- Pronunciation: おばた ゆうき
- Born: January 9, 1962 (age 64) Hokkaido, Japan
- Occupation: Manga artist
- Years active: 1998-present
- Notable work: We Were There (manga)
- Awards: Shogakukan Manga Award (2004)

= Yūki Obata =

Japanese mangaka (born 1962)

Yūki Obata (小畑友紀, おばた ゆうき, Obata Yuuki) (born January 9, 1962) is a Japanese manga artist born in Hokkaido, Japan. She is mainly known for her work We Were There (僕等がいた, Bokura ga Ita).

== Career ==
In 1998, Obata made her debut with Rain Drops published in the Shogakukan's magazine Deluxe Separate Volume Shojo Comic. Since her debut, Obata's works are primarily published in Shogakukan's Betsucomi.

In 2002, We Were There began serialization in Bestucomi, eventually becoming her most popular work with over 10 million volumes in circulation. An anime adaption of the work was released in 2006, followed by a live-action film in 2012.
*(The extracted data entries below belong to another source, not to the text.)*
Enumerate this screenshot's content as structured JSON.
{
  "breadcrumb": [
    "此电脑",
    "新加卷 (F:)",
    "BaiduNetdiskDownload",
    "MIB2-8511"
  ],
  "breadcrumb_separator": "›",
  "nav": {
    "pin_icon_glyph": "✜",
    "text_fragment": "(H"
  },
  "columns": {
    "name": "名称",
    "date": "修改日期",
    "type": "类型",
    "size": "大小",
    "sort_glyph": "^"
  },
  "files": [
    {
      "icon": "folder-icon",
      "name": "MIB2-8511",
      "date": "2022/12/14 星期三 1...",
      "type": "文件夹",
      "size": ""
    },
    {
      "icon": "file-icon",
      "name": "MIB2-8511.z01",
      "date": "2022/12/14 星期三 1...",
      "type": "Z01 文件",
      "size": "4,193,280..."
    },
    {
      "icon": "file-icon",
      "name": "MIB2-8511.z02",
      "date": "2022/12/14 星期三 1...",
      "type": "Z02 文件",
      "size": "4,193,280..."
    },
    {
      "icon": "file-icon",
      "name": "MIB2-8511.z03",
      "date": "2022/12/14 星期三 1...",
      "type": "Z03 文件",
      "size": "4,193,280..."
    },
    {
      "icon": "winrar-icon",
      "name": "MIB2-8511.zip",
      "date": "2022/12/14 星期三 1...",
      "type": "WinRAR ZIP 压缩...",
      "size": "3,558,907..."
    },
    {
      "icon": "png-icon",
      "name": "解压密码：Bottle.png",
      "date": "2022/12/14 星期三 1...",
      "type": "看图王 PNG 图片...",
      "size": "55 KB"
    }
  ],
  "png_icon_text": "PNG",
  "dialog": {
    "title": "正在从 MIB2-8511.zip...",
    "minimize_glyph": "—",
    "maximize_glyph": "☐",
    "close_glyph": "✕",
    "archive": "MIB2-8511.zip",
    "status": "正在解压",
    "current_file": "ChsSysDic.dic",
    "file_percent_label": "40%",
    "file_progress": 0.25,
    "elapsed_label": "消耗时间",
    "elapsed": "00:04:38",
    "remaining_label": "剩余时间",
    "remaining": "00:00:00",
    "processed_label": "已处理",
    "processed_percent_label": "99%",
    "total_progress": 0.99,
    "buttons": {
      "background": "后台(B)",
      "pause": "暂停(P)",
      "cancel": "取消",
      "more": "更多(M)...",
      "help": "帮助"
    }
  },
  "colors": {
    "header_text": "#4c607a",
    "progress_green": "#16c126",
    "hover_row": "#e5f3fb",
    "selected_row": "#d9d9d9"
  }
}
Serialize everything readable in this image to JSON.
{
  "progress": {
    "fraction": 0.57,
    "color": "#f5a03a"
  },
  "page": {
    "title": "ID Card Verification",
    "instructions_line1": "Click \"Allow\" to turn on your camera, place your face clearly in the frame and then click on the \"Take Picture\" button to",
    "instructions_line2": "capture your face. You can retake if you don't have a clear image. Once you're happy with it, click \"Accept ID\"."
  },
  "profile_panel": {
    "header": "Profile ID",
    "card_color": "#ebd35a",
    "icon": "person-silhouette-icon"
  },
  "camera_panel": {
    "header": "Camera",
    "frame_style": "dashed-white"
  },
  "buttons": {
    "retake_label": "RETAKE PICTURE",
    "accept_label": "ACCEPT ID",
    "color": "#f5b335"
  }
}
From July 31 to September 5, 2010, an exhibition of Obata's original art was held on the second floor of JR Kushiro Station in Hokkaido. Exhibitions of Obata's original artwork from We Were There were also held in Sapporo and Tokyo from March to April 2012.

== Works ==

- Rain Drops (1998) – one-shot in Shogakukan's Bessatsu Shōjo Comic
- Kimi no Kachi (きみの勝ち) (2000) – one-shot in Bessatsu Shōjo Comic
- Suki, Kirai, Suki (スキキライ好き) (2000) – serialized in Bessatsu Shōjo Comic, 1 volume published
- Maru Sankaku Shikaku (まる三角しかく) (2000-2001) – 2 volumes published
- Sumire wa Blue (スミレはブルー) (2001-2002) – serialized in Bessatsu Shōjo Comic, then Betsucomi, 2 volumes published
- We Were There (僕等がいた, Bokura ga Ita) (2002-2012) – serialized in Betsucomi, 16 volumes published
- Haru Meguru (春巡る) (2012-2014 hiatus) – serialized in Shueisha's Cookie, 2 volumes published

== Awards ==
In 1998, Obata won a Shogakukan Award Honorable Mention in the New Mangaka category for the one-shot Rain Drops. In 2004, We Were There won the 50th Shogakukan Manga Award in the shoujo category, tied with Sand Chronicles by Hinako Ashihara.